Abstract

Motivated by applications in large storage systems, we initiate the study of incremental deterministic public-key encryption. Deterministic public-key encryption, introduced by Bellare, Boldyreva, and O'Neill (CRYPTO '07), provides an alternative to randomized public-key encryption in various scenarios where the latter exhibits inherent drawbacks. A deterministic encryption algorithm, however, cannot satisfy any meaningful notion of security for low-entropy plaintexts distributions, but Bellare et al. demonstrated that a strong notion of security can in fact be realized for relatively high-entropy plaintext distributions. In order to achieve a meaningful level of security, a deterministic encryption algorithm should be typically used for encrypting rather long plaintexts for ensuring a sufficient amount of entropy. This requirement may be at odds with efficiency constraints, such as communication complexity and computation complexity in the presence of small updates.
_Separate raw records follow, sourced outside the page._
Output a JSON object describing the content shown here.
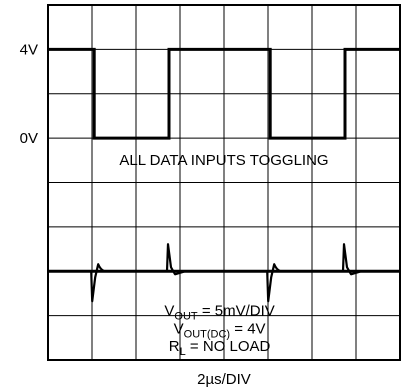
{
  "chart_data": {
    "type": "line",
    "title": "",
    "xlabel": "2µs/DIV",
    "grid": true,
    "divisions": {
      "x": 8,
      "y": 8
    },
    "digital_trace": {
      "levels": {
        "high": "4V",
        "low": "0V"
      },
      "high_div": 1,
      "low_div": 3,
      "transitions_div": [
        1.05,
        2.75,
        5.05,
        6.75
      ],
      "start_state": "high"
    },
    "analog_trace": {
      "baseline_div": 6,
      "glitches": [
        {
          "x_div": 1.05,
          "direction": "down"
        },
        {
          "x_div": 2.75,
          "direction": "up"
        },
        {
          "x_div": 5.05,
          "direction": "down"
        },
        {
          "x_div": 6.75,
          "direction": "up"
        }
      ]
    },
    "annotations": {
      "caption": "ALL DATA INPUTS TOGGLING",
      "line1": {
        "main": "V",
        "sub": "OUT",
        "rest": " = 5mV/DIV"
      },
      "line2": {
        "main": "V",
        "sub": "OUT(DC)",
        "rest": " = 4V"
      },
      "line3": {
        "main": "R",
        "sub": "L",
        "rest": " = NO LOAD"
      }
    }
  }
}
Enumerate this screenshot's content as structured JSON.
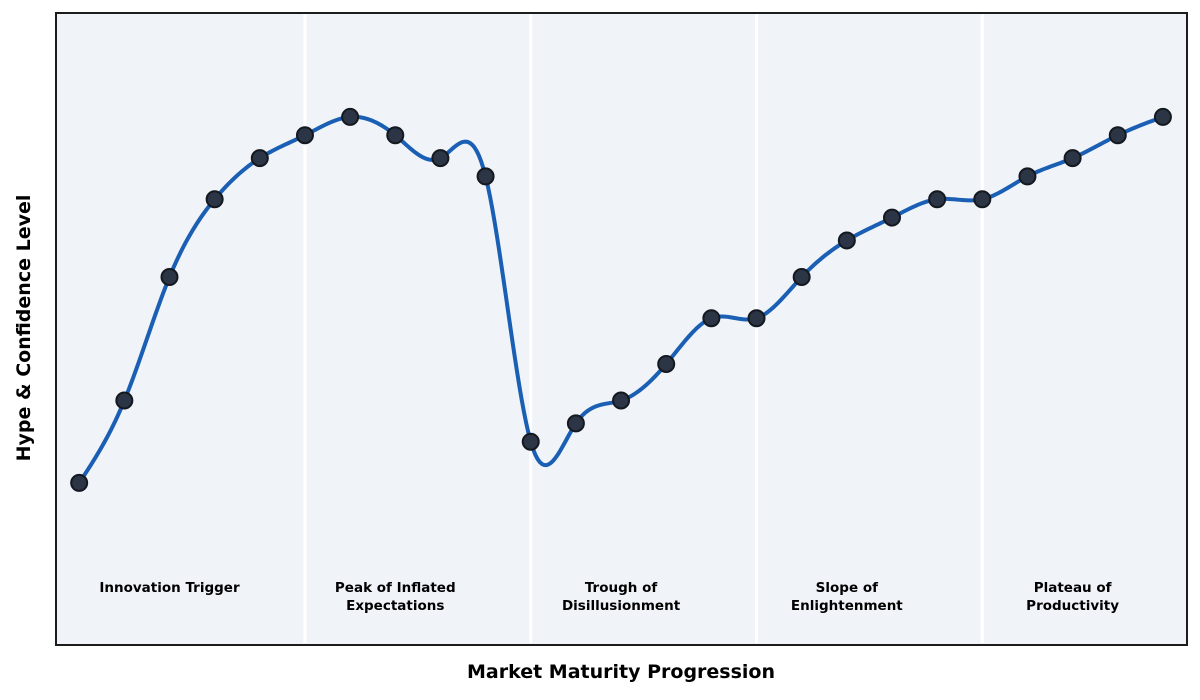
{
  "figure": {
    "background": "#ffffff",
    "plot_background": "#f0f4f8",
    "border_color": "#1c1c1c",
    "text_color": "#000000"
  },
  "chart_data": {
    "type": "line",
    "title": "",
    "xlabel": "Market Maturity Progression",
    "ylabel": "Hype & Confidence Level",
    "x": [
      1,
      2,
      3,
      4,
      5,
      6,
      7,
      8,
      9,
      10,
      11,
      12,
      13,
      14,
      15,
      16,
      17,
      18,
      19,
      20,
      21,
      22,
      23,
      24,
      25
    ],
    "values": [
      10,
      28,
      55,
      72,
      81,
      86,
      90,
      86,
      81,
      77,
      19,
      23,
      28,
      36,
      46,
      46,
      55,
      63,
      68,
      72,
      72,
      77,
      81,
      86,
      90
    ],
    "series_name": "hype-confidence-curve",
    "xlim": [
      0.52,
      25.5
    ],
    "ylim": [
      -25,
      112.5
    ],
    "grid": false,
    "legend": false,
    "axis_ticks": false,
    "smooth": "cubic-spline",
    "line_color": "#1a5fb4",
    "line_width": 4,
    "marker": {
      "shape": "circle",
      "radius": 8,
      "fill": "#2b3545",
      "edge_color": "#14181f",
      "edge_width": 2
    },
    "phase_separator_color": "#ffffff",
    "phase_separator_width": 3,
    "phase_boundaries_x": [
      6,
      11,
      16,
      21
    ],
    "phase_label_y": -13,
    "phases": [
      {
        "label": "Innovation Trigger",
        "center_x": 3
      },
      {
        "label": "Peak of Inflated\nExpectations",
        "center_x": 8
      },
      {
        "label": "Trough of\nDisillusionment",
        "center_x": 13
      },
      {
        "label": "Slope of\nEnlightenment",
        "center_x": 18
      },
      {
        "label": "Plateau of\nProductivity",
        "center_x": 23
      }
    ]
  }
}
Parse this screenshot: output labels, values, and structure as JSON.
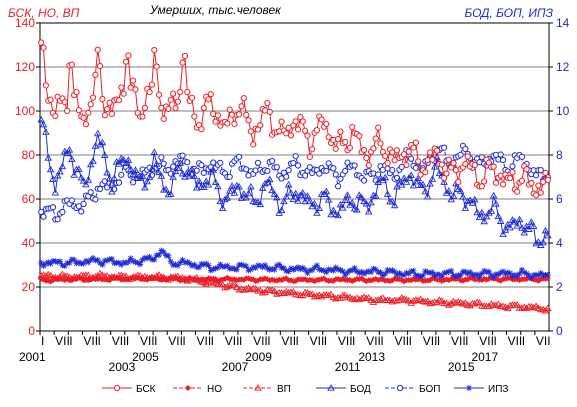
{
  "chart_data": {
    "type": "line",
    "title": "Умерших, тыс.человек",
    "left_axis_title": "БСК, НО, ВП",
    "right_axis_title": "БОД, БОП, ИПЗ",
    "left_axis_color": "#ee1c25",
    "right_axis_color": "#1f2bd6",
    "y_left_ticks": [
      "0",
      "20",
      "40",
      "60",
      "80",
      "100",
      "120",
      "140"
    ],
    "y_right_ticks": [
      "0",
      "2",
      "4",
      "6",
      "8",
      "10",
      "12",
      "14"
    ],
    "ylim_left": [
      0,
      140
    ],
    "ylim_right": [
      0,
      14
    ],
    "x_month_labels": [
      "I",
      "VII"
    ],
    "x_year_labels": [
      "2001",
      "2003",
      "2005",
      "2007",
      "2009",
      "2011",
      "2013",
      "2015",
      "2017"
    ],
    "x_start_year": 2001,
    "x_end_year": 2018,
    "grid": "horizontal",
    "legend_position": "bottom",
    "series": [
      {
        "name": "БСК",
        "axis": "left",
        "color": "#ee1c25",
        "marker": "circle",
        "dash": "none",
        "anchors": [
          [
            "2001-01",
            120
          ],
          [
            "2001-07",
            98
          ],
          [
            "2002-01",
            110
          ],
          [
            "2002-07",
            96
          ],
          [
            "2003-01",
            112
          ],
          [
            "2003-07",
            98
          ],
          [
            "2004-01",
            115
          ],
          [
            "2004-07",
            100
          ],
          [
            "2005-01",
            112
          ],
          [
            "2005-07",
            98
          ],
          [
            "2006-01",
            113
          ],
          [
            "2006-07",
            95
          ],
          [
            "2007-01",
            104
          ],
          [
            "2007-07",
            92
          ],
          [
            "2008-01",
            103
          ],
          [
            "2008-07",
            90
          ],
          [
            "2009-01",
            100
          ],
          [
            "2009-07",
            88
          ],
          [
            "2010-01",
            96
          ],
          [
            "2010-07",
            86
          ],
          [
            "2011-01",
            95
          ],
          [
            "2011-07",
            83
          ],
          [
            "2012-01",
            90
          ],
          [
            "2012-07",
            80
          ],
          [
            "2013-01",
            86
          ],
          [
            "2013-07",
            77
          ],
          [
            "2014-01",
            83
          ],
          [
            "2014-07",
            75
          ],
          [
            "2015-01",
            80
          ],
          [
            "2015-07",
            71
          ],
          [
            "2016-01",
            77
          ],
          [
            "2016-07",
            69
          ],
          [
            "2017-01",
            74
          ],
          [
            "2017-07",
            67
          ],
          [
            "2018-01",
            70
          ],
          [
            "2018-07",
            65
          ],
          [
            "2018-12",
            67
          ]
        ]
      },
      {
        "name": "НО",
        "axis": "left",
        "color": "#ee1c25",
        "marker": "diamond",
        "dash": "4,2",
        "anchors": [
          [
            "2001-01",
            23
          ],
          [
            "2002-01",
            23.5
          ],
          [
            "2003-01",
            23.5
          ],
          [
            "2004-01",
            23.8
          ],
          [
            "2005-01",
            23.8
          ],
          [
            "2006-01",
            23.5
          ],
          [
            "2007-01",
            23.5
          ],
          [
            "2008-01",
            23.5
          ],
          [
            "2009-01",
            23.3
          ],
          [
            "2010-01",
            23.2
          ],
          [
            "2011-01",
            23.2
          ],
          [
            "2012-01",
            23.3
          ],
          [
            "2013-01",
            23.2
          ],
          [
            "2014-01",
            23.2
          ],
          [
            "2015-01",
            23.3
          ],
          [
            "2016-01",
            23.5
          ],
          [
            "2017-01",
            23.6
          ],
          [
            "2018-01",
            23.6
          ],
          [
            "2018-12",
            23.5
          ]
        ]
      },
      {
        "name": "ВП",
        "axis": "left",
        "color": "#ee1c25",
        "marker": "triangle",
        "dash": "4,2",
        "anchors": [
          [
            "2001-01",
            25
          ],
          [
            "2002-01",
            24.5
          ],
          [
            "2003-01",
            25
          ],
          [
            "2004-01",
            24.5
          ],
          [
            "2005-01",
            24.5
          ],
          [
            "2006-01",
            24
          ],
          [
            "2007-01",
            22
          ],
          [
            "2008-01",
            19.5
          ],
          [
            "2009-01",
            18
          ],
          [
            "2010-01",
            17
          ],
          [
            "2011-01",
            16
          ],
          [
            "2012-01",
            15
          ],
          [
            "2013-01",
            14
          ],
          [
            "2014-01",
            14
          ],
          [
            "2015-01",
            13
          ],
          [
            "2016-01",
            12.5
          ],
          [
            "2017-01",
            11.5
          ],
          [
            "2018-01",
            11
          ],
          [
            "2018-12",
            10
          ]
        ]
      },
      {
        "name": "БОД",
        "axis": "right",
        "color": "#1f2bd6",
        "marker": "triangle",
        "dash": "none",
        "anchors": [
          [
            "2001-01",
            9.5
          ],
          [
            "2001-07",
            6.6
          ],
          [
            "2002-01",
            8.3
          ],
          [
            "2002-07",
            6.4
          ],
          [
            "2003-01",
            8.8
          ],
          [
            "2003-07",
            6.8
          ],
          [
            "2004-01",
            8.0
          ],
          [
            "2004-07",
            6.6
          ],
          [
            "2005-01",
            7.6
          ],
          [
            "2005-07",
            6.3
          ],
          [
            "2006-01",
            7.6
          ],
          [
            "2006-07",
            6.6
          ],
          [
            "2007-01",
            7.0
          ],
          [
            "2007-07",
            5.9
          ],
          [
            "2008-01",
            6.6
          ],
          [
            "2008-07",
            5.8
          ],
          [
            "2009-01",
            6.7
          ],
          [
            "2009-07",
            5.7
          ],
          [
            "2010-01",
            6.4
          ],
          [
            "2010-07",
            5.7
          ],
          [
            "2011-01",
            6.0
          ],
          [
            "2011-07",
            5.4
          ],
          [
            "2012-01",
            6.0
          ],
          [
            "2012-07",
            5.6
          ],
          [
            "2013-01",
            6.8
          ],
          [
            "2013-07",
            6.0
          ],
          [
            "2014-01",
            7.2
          ],
          [
            "2014-07",
            6.3
          ],
          [
            "2015-01",
            7.4
          ],
          [
            "2015-07",
            6.2
          ],
          [
            "2016-01",
            6.2
          ],
          [
            "2016-07",
            5.2
          ],
          [
            "2017-01",
            5.6
          ],
          [
            "2017-07",
            4.6
          ],
          [
            "2018-01",
            5.0
          ],
          [
            "2018-07",
            4.2
          ],
          [
            "2018-12",
            4.3
          ]
        ]
      },
      {
        "name": "БОП",
        "axis": "right",
        "color": "#1f2bd6",
        "marker": "circle-open",
        "dash": "4,2",
        "anchors": [
          [
            "2001-01",
            5.5
          ],
          [
            "2001-07",
            5.3
          ],
          [
            "2002-01",
            5.8
          ],
          [
            "2002-07",
            5.7
          ],
          [
            "2003-01",
            6.5
          ],
          [
            "2003-07",
            6.6
          ],
          [
            "2004-01",
            7.3
          ],
          [
            "2004-07",
            7.0
          ],
          [
            "2005-01",
            7.5
          ],
          [
            "2005-07",
            7.4
          ],
          [
            "2006-01",
            7.8
          ],
          [
            "2006-07",
            7.2
          ],
          [
            "2007-01",
            7.6
          ],
          [
            "2007-07",
            7.2
          ],
          [
            "2008-01",
            7.7
          ],
          [
            "2008-07",
            7.1
          ],
          [
            "2009-01",
            7.6
          ],
          [
            "2009-07",
            7.1
          ],
          [
            "2010-01",
            7.6
          ],
          [
            "2010-07",
            7.1
          ],
          [
            "2011-01",
            7.5
          ],
          [
            "2011-07",
            7.0
          ],
          [
            "2012-01",
            7.5
          ],
          [
            "2012-07",
            6.9
          ],
          [
            "2013-01",
            7.4
          ],
          [
            "2013-07",
            7.1
          ],
          [
            "2014-01",
            8.0
          ],
          [
            "2014-07",
            7.3
          ],
          [
            "2015-01",
            8.3
          ],
          [
            "2015-07",
            7.6
          ],
          [
            "2016-01",
            8.2
          ],
          [
            "2016-07",
            7.5
          ],
          [
            "2017-01",
            8.0
          ],
          [
            "2017-07",
            7.4
          ],
          [
            "2018-01",
            7.9
          ],
          [
            "2018-07",
            7.0
          ],
          [
            "2018-12",
            7.2
          ]
        ]
      },
      {
        "name": "ИПЗ",
        "axis": "right",
        "color": "#1f2bd6",
        "marker": "star",
        "dash": "none",
        "anchors": [
          [
            "2001-01",
            3.1
          ],
          [
            "2002-01",
            3.1
          ],
          [
            "2003-01",
            3.2
          ],
          [
            "2004-01",
            3.1
          ],
          [
            "2005-01",
            3.3
          ],
          [
            "2005-04",
            3.7
          ],
          [
            "2005-08",
            3.1
          ],
          [
            "2006-01",
            3.1
          ],
          [
            "2007-01",
            2.9
          ],
          [
            "2008-01",
            2.9
          ],
          [
            "2009-01",
            2.9
          ],
          [
            "2010-01",
            2.8
          ],
          [
            "2011-01",
            2.8
          ],
          [
            "2012-01",
            2.7
          ],
          [
            "2013-01",
            2.7
          ],
          [
            "2014-01",
            2.6
          ],
          [
            "2015-01",
            2.6
          ],
          [
            "2016-01",
            2.6
          ],
          [
            "2017-01",
            2.6
          ],
          [
            "2018-01",
            2.6
          ],
          [
            "2018-12",
            2.5
          ]
        ]
      }
    ]
  }
}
Thus, a highly desirable property of deterministic encryption algorithms is incrementality: Small changes in the plaintext translate into small changes in the corresponding ciphertext. We present a framework for modeling the incrementality of deterministic public-key encryption. Our framework extends the study of the incrementality of cryptography primitives initiated by Bellare, Goldreich and Goldwasser (CRYPTO '94). Within our framework, we propose two schemes, which we prove to enjoy an optimal tradeoff between their security and incrementality up to lower-order factors. Our first scheme is a generic method which can be based on any deterministic public-key encryption scheme, and, in particular, can be instantiated with any semantically secure (randomized) public-key encryption scheme in the random-oracle model. Our second scheme is based on the Decisional Diffie---Hellman assumption in the standard model. The approach underpinning our schemes is inspired by the fundamental "sample-then-extract" technique due to Nisan and Zuckerman (JCSS '96) and refined by Vadhan (J. Cryptology '04), and by the closely related notion of "locally computable extractors" due to Vadhan. Most notably, whereas Vadhan used such extractors to construct private-key encryption schemes in the bounded-storage model, we show that techniques along these lines can also be used to construct incremental public-key encryption schemes.